In deze preek over Romeinen 6:19-23 wordt stilgestaan bij het radicale contrast tussen slavernij aan de zonde en dienstbaarheid aan God: God heeft volstrekt recht op ons leven op grond van schepping en verlossing, wie de zonde dient ontvangt als verdiend loon de dood, maar wie door Christus is vrijgemaakt draagt vrucht die leidt tot heiliging en ontvangt eeuwig leven als pure genadegave in en door Jezus Christus, onze Heere.
Kernpunten van de preek
- God heeft absoluut recht op ons leven op basis van schepping en op basis van de verlossing door het bloed van Christus.

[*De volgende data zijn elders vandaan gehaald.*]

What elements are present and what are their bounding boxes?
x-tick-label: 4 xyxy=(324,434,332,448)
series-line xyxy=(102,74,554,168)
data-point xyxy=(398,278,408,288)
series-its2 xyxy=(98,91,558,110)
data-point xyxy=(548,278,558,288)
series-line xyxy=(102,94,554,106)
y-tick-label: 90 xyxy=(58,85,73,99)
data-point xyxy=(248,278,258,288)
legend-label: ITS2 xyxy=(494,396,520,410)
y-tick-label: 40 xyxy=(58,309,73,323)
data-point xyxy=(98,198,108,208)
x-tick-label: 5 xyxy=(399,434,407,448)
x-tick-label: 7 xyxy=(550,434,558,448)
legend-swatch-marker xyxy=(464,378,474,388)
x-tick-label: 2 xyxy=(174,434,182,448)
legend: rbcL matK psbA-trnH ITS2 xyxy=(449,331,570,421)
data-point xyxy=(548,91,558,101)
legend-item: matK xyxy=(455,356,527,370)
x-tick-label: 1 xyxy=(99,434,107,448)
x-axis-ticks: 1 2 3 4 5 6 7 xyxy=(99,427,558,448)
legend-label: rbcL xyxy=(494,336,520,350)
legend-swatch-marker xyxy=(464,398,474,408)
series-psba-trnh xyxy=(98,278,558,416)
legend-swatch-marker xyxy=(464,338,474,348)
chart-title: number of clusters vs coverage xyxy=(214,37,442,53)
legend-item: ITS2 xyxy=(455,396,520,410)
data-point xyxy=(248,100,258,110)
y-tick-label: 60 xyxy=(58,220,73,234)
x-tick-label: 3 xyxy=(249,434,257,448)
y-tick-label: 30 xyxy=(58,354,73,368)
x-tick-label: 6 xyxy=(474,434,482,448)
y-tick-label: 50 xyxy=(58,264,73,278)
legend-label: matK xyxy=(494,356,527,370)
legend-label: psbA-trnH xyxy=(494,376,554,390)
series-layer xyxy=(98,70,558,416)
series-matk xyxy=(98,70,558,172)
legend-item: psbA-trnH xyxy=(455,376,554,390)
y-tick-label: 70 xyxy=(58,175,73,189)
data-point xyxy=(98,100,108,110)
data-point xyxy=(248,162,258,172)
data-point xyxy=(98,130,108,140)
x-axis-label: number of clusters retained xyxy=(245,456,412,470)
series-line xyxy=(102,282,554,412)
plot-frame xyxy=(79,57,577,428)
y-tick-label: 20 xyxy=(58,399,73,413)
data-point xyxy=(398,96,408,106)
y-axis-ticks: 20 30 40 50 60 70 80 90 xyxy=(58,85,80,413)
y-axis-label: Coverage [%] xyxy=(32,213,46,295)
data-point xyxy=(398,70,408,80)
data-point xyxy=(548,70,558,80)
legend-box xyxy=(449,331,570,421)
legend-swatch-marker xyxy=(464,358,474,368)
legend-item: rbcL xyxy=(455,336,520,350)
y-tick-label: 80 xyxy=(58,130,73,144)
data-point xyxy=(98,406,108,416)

- De mens heeft zijn leden actief ingezet voor de zonde en wordt nu opgeroepen dezelfde inzet te tonen in dienst van de gerechtigheid.
- De vroegere “vrijheid” ten aanzien van de gerechtigheid was in werkelijkheid diepe gebondenheid die geen blijvende vrucht opleverde.
- De vrucht van het nieuwe leven bestaat in heiliging en betreft een innerlijke verandering van karakter, niet louter uiterlijke activiteit.
- Vrijgemaakt zijn van de zonde is een daad van God zelf en vormt een objectieve, blijvende realiteit voor iedere wedergeboren discipel.
- Het contrast tussen loon en genade staat centraal: de dood is verdiend, het leven is gegeven, volledig in en door Jezus Christus, onze Heere.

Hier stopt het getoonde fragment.